Alternatively, you could consider mainstream cloud-based storage such as iCloud, Box, DropBox, etc. Consider creating a separate account used only for these documents, but recognize that would mean having a unique UserID and password, which must accessible to you and at least your Proxy when needed. Keep in mind that you are accepting personal responsibility for the security of your documents and the personal information they contain, but also understand that you are not violating HIPAA in any way. Your providers are obligated to certified and audited secure storage locations for protected health information, but you can put documents any place you choose as long as you are satisfied that they are secure enough for your personal standards.

Optimally, electronic copies would also be part of your Personal Health Record.

 

Step 7: Consider sharing your planning and/or your specific desires with a broader circle of loved ones, so that if a decision falls on your Proxy, they will have broad support.

This is, of course, highly dependent on your personal circumstances. But recognize that being a Proxy is a difficult job, especially when all of your loved ones are in distress over your condition. Absent advance communication of your desires, some (or most, or all) of your loved ones will likely be biased toward aggressive measures to prolong your life.
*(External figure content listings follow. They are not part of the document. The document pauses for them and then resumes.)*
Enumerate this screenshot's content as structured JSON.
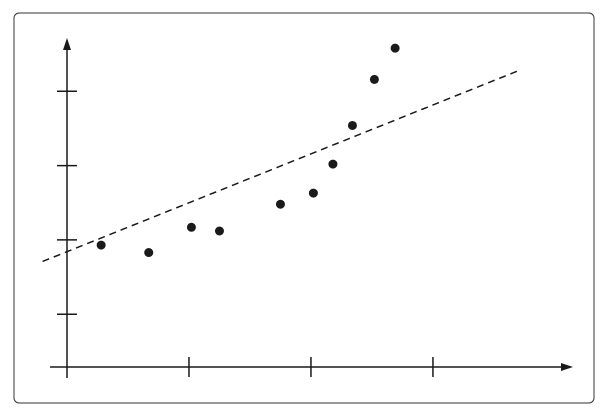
{
  "chart_data": {
    "type": "scatter",
    "x": [
      0.28,
      0.67,
      1.02,
      1.25,
      1.75,
      2.02,
      2.18,
      2.34,
      2.52,
      2.69
    ],
    "y": [
      1.93,
      1.83,
      2.17,
      2.12,
      2.48,
      2.63,
      3.02,
      3.54,
      4.16,
      4.58
    ],
    "color": "#1a1a1a",
    "trendline": {
      "x": [
        -0.2,
        3.69
      ],
      "y": [
        1.71,
        4.27
      ],
      "color": "#1a1a1a"
    },
    "xlim": [
      0,
      4.14
    ],
    "ylim": [
      0.29,
      4.69
    ],
    "xticks": [
      1,
      2,
      3
    ],
    "yticks": [
      1,
      2,
      3,
      4
    ]
  }
}
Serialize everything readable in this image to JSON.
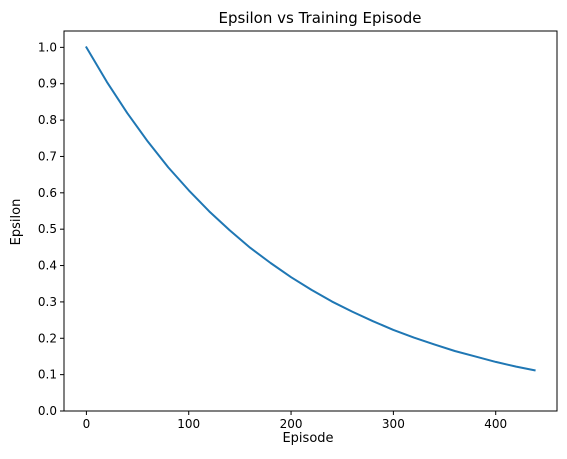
{
  "chart_data": {
    "type": "line",
    "title": "Epsilon vs Training Episode",
    "xlabel": "Episode",
    "ylabel": "Epsilon",
    "xlim": [
      -21.9,
      459.9
    ],
    "ylim": [
      0.0,
      1.045
    ],
    "xticks": [
      0,
      100,
      200,
      300,
      400
    ],
    "xtick_labels": [
      "0",
      "100",
      "200",
      "300",
      "400"
    ],
    "yticks": [
      0.0,
      0.1,
      0.2,
      0.3,
      0.4,
      0.5,
      0.6,
      0.7,
      0.8,
      0.9,
      1.0
    ],
    "ytick_labels": [
      "0.0",
      "0.1",
      "0.2",
      "0.3",
      "0.4",
      "0.5",
      "0.6",
      "0.7",
      "0.8",
      "0.9",
      "1.0"
    ],
    "grid": false,
    "legend": false,
    "series": [
      {
        "color": "#1f77b4",
        "x": [
          0,
          20,
          40,
          60,
          80,
          100,
          120,
          140,
          160,
          180,
          200,
          220,
          240,
          260,
          280,
          300,
          320,
          340,
          360,
          380,
          400,
          420,
          438
        ],
        "y": [
          1.0,
          0.905,
          0.819,
          0.741,
          0.67,
          0.607,
          0.549,
          0.497,
          0.449,
          0.407,
          0.368,
          0.333,
          0.301,
          0.273,
          0.247,
          0.223,
          0.202,
          0.183,
          0.165,
          0.15,
          0.135,
          0.122,
          0.112
        ]
      }
    ]
  }
}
If your desires are anything less than that, you may be able to make it easier on everyone by communicating in advance to the broader audience.

 

Later …

Over time, go back over this cycle and update or reconfirm your desires. Keep in mind that state laws and the formats and content of the documents in question, specifically including POLST’s in states that are less than ‘Mature’, are changing rapidly. While you’re young and healthy, this review might be every 3-5 years, or if you acquire a chronic condition or wish to change your Proxy. As you grow elderly, it makes sense to review annually or more often if your personal conditions change.

 

Remember:  We coach, support, educate, and empower.  We illuminate options you may not have known you had.  But we don't decide what's right for you in your unique circumstances; only you can do that.  And we don't provide medical, financial, or legal advice; nor do we replace the valuable counsel of those who do.